If you're looking for something funny or happy to read this post is not for you, so check back later. Sorry family.
I'm feeling very frustrated and angry nearly to the point of lividity (I used the word wrong but oh well) and being awake at 3 AM isn't helping. I guess all you can do for me is just say a little prayer. Which now that I think about it is a little ironic considering what I'm going to write about.
Maybe it's just me but I feel like most bad things don't touch us for awhile as children. Sometimes they do, but generally speaking, most of us live our happy lives and look around at bad things feel a moment of sad and move on. I guess some people would say that I've seen my share because of my disability and all the junk that comes with that. I've dealt with death, but even then it stings a little, It's not the end and you learn how to deal with it and move on. People are always saying, but Angela, you've dealt with some really hard things and you do every day. HA! My life is so easy! I don't even have the right to complain! I'm not a single mom struggling to make ends meet, I'm not starving, I have a job, a house and I could go on and on.
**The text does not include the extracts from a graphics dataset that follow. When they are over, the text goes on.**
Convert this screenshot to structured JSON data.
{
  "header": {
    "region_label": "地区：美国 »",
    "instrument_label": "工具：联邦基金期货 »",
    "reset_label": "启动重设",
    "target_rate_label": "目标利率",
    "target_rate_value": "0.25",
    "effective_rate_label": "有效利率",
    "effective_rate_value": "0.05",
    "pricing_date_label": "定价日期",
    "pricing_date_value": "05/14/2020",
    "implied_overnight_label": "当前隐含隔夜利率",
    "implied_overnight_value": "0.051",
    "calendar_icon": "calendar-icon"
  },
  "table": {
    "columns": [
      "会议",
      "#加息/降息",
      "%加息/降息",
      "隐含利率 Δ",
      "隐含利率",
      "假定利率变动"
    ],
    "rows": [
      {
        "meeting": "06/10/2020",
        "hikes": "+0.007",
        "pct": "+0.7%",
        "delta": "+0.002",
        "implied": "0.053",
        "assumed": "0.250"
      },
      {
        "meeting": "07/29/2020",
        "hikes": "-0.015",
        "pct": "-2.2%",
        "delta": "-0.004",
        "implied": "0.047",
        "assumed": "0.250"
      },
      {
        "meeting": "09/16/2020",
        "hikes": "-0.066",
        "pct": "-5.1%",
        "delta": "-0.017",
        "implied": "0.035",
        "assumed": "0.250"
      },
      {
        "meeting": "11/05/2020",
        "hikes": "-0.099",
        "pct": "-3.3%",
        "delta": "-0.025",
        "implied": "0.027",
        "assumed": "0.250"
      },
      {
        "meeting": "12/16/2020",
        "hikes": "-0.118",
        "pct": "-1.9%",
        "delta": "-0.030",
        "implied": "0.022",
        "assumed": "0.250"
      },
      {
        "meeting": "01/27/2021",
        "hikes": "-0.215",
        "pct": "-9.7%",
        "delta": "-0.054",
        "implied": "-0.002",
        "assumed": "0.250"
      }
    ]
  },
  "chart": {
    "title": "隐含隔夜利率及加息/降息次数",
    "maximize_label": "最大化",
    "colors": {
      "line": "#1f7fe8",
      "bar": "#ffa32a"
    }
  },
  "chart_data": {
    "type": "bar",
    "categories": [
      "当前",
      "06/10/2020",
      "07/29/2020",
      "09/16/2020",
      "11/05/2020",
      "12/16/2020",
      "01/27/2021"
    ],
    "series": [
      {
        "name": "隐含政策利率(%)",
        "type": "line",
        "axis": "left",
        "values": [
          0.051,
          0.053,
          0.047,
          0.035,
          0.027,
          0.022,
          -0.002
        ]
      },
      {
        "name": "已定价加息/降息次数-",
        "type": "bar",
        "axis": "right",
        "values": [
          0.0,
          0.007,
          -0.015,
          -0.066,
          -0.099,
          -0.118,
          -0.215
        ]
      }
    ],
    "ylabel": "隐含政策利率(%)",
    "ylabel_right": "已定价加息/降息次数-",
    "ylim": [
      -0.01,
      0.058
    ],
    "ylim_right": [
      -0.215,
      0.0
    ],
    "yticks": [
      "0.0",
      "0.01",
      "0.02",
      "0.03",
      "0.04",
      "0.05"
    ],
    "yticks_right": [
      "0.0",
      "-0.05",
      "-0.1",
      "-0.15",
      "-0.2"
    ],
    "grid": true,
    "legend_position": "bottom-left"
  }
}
Right now, I'm not dealing very well. One of my best friends in the whole wide world has cancer. There's no family history or anything so it came as quite a shock. It sure shakes up your world when this person is just a year older than you. It could be me next year. I think what has me so bent out of shape is that I simply can't fix it. I can't take it away no matter how hard I want to. I HATE feeling helpless and not knowing what to do. It's the worsestestest! I feel like I could handle this trial and it is totally unfair that she has to. She is young, brave, so kind, friendly, one of the best teachers around, uber talented, beautiful, dates a lot, has a great job and everything awesome. I know, I know I have most of those things, but I sure feel like like an ugly duckling in comparison, but I sure feel like a trial like this would be ok for someone like me because I'm not that. I know I know, but that's just my opinion right now when I'm mad!
When she first told me, we laughed. I guess you could say you can either laugh or cry and we picked one. When I got off the phone I cried. I don't know anything about cancer really and I don't know a lot about how to get rid of it. I don't know anything about chemo except for the fact that it's poison. I don't know how it affects the body and if it changes if you can have kids or any of that. I just know that it's evil and that people don't live or do live that have it. Anyway, I could rant and rave some more but it's not going to make any difference. I just felt like needed to write in a fairly safe place. Sorry family. Once you write something down it becomes not just an idea but real because it was created. I'm hoping that writing words will make it so I can sleep.